Il le frappait de toutes ses forces avec autant de succès que lors de son dernier rêve. La glace était aussi dure que la pierre et ses coups ne laissaient pas une seule eraflure. Il était à l’agonie de ne pouvoir venir en aide à sa famille. 

Soudain, il sentit une présence sur sa gauche. C’était comme si elle avait toujours été là, mais qu’il n’en avait jamais pris conscience. Il tourna la tête, mais l’individu restait inexplicablement à la limite de son champ de vision. Il lui sembla pouvoir détailler une silhouette noueuse, pas vraiment gracieuse. Elle s’exprimait dans la langue des humains, mais de façon gutturale.

— Glace plus forte que Homme. Si donner coup à Glace, Glace donner coup à main d’Homme. Mais Glace pas connaitre Douleur, Homme lui connaitre. Et Famille meurt.

Jenjen acquiesça dans son rêve, comme un disciple après une leçon de son Maître, d'une façon tout à fait spontanée. Il se remit face au mur et le contempla. Effectivement, il était stupide d’essayer de le frapper. Il ne gagnerait qu’à se casser la main. Il imagina un énorme marteau comme celui qu’il avait vu dans la forge de Grenn, et celui-ci apparut dans sa main. Il commença à frapper le mur. Sans résultat probant. L’étrange être rit.

— Bonne idée, mauvaise idée. Glace plus résistante que Homme. Glace pas connaitre Fatigue, Homme lui connaitre. Et Famille meurt.

Le jeune garçon observa de nouveau le mur. Ses coups de marteau avaient à peine entamé la glace. Il chercha une autre idée pour traverser ce mur. En vain. De désespoir, il s’appuya sur le mur paume en avant, la tête pendante entre ses bras, fixant le sol. Il commença à pleurer. La créature rit de nouveau.

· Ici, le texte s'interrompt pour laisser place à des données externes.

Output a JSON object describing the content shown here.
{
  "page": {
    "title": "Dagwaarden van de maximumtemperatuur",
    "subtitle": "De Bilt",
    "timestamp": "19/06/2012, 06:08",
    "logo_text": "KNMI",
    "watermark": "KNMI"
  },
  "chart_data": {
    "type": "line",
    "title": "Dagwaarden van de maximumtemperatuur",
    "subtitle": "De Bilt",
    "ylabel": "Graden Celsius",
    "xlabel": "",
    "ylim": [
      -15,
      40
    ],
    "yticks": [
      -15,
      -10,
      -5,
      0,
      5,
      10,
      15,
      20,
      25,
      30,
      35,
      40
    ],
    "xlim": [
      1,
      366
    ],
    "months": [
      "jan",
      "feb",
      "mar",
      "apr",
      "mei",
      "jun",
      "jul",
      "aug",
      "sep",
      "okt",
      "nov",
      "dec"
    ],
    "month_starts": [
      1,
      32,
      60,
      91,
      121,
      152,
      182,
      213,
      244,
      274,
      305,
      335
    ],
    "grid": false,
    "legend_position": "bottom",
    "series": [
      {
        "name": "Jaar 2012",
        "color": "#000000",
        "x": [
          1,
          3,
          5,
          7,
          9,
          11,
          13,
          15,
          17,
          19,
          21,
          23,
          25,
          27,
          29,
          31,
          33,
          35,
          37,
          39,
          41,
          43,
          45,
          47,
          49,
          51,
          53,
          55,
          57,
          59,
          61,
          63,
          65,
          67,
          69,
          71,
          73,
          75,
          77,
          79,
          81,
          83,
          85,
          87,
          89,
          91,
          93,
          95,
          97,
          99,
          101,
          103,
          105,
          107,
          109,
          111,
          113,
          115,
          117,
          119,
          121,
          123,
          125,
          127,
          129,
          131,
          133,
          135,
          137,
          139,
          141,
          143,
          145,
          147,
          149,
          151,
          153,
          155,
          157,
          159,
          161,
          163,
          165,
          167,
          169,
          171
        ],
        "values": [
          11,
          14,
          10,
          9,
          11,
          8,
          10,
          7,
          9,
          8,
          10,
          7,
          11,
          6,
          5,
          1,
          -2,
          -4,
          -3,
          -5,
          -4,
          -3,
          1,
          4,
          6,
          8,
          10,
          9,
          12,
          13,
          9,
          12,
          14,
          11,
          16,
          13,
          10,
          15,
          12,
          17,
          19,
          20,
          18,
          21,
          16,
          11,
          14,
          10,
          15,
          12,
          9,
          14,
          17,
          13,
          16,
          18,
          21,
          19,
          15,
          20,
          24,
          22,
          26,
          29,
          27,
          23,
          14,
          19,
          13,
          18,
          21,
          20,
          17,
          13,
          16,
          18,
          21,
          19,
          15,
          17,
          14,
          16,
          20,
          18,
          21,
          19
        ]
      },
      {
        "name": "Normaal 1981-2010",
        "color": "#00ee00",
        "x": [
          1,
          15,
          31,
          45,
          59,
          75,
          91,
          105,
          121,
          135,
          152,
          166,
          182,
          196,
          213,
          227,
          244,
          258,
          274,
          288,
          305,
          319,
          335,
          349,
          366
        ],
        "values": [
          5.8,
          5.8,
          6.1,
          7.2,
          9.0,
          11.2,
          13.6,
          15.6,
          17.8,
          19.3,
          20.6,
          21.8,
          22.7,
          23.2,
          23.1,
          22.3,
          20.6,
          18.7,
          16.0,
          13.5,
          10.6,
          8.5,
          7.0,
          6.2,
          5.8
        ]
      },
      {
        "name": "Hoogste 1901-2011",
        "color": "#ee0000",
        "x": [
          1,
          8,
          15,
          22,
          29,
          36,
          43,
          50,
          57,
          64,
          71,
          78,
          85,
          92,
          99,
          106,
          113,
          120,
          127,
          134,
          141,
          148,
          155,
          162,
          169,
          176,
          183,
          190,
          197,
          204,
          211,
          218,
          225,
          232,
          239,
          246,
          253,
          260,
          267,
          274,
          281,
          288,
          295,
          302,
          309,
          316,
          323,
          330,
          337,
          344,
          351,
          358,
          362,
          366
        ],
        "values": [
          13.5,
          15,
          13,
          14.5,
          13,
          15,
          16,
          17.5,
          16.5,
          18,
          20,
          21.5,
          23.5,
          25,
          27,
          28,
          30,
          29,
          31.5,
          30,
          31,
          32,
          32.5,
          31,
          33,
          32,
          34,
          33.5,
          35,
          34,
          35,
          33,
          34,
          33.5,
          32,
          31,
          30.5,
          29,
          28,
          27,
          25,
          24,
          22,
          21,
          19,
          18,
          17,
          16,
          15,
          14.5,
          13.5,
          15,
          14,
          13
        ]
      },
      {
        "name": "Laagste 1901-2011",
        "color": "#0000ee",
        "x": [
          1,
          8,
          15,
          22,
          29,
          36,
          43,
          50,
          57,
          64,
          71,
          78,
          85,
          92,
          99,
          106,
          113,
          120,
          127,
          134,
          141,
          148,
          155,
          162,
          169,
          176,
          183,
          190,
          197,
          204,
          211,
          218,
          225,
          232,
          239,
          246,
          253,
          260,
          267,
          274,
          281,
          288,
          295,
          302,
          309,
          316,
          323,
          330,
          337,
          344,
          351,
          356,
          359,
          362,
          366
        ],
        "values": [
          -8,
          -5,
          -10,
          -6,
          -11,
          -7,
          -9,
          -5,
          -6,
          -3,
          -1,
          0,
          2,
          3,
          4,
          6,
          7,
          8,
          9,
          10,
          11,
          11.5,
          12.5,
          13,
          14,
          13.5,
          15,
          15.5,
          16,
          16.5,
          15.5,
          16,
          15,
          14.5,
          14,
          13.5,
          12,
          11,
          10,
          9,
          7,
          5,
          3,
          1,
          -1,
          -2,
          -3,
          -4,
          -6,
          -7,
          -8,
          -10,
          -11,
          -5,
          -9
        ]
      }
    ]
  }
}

— Homme faible. Larme est Eau. Glace est Eau. Toi pleurer, toi ajouter Glace. Et Famille meurt.

Jenjen ravala ses sanglots, vexé, et raffermit sa volonté. Il continua à chercher une solution qui ne venait toujours pas. Son esprit vagabonda et il se remémora la discussion qu’il avait eue avec Adhan au sujet de sa famille, toutes les anecdotes lui revinrent en mémoire. Puis le feu dans l’étable. Puis les flammes autour de son frère qui fuyait. Puis la fournaise de laquelle nul n’avait réussi à s’échapper. Et enfin le visage riant, dément, du maudit responsable. Il ferma les yeux de rage.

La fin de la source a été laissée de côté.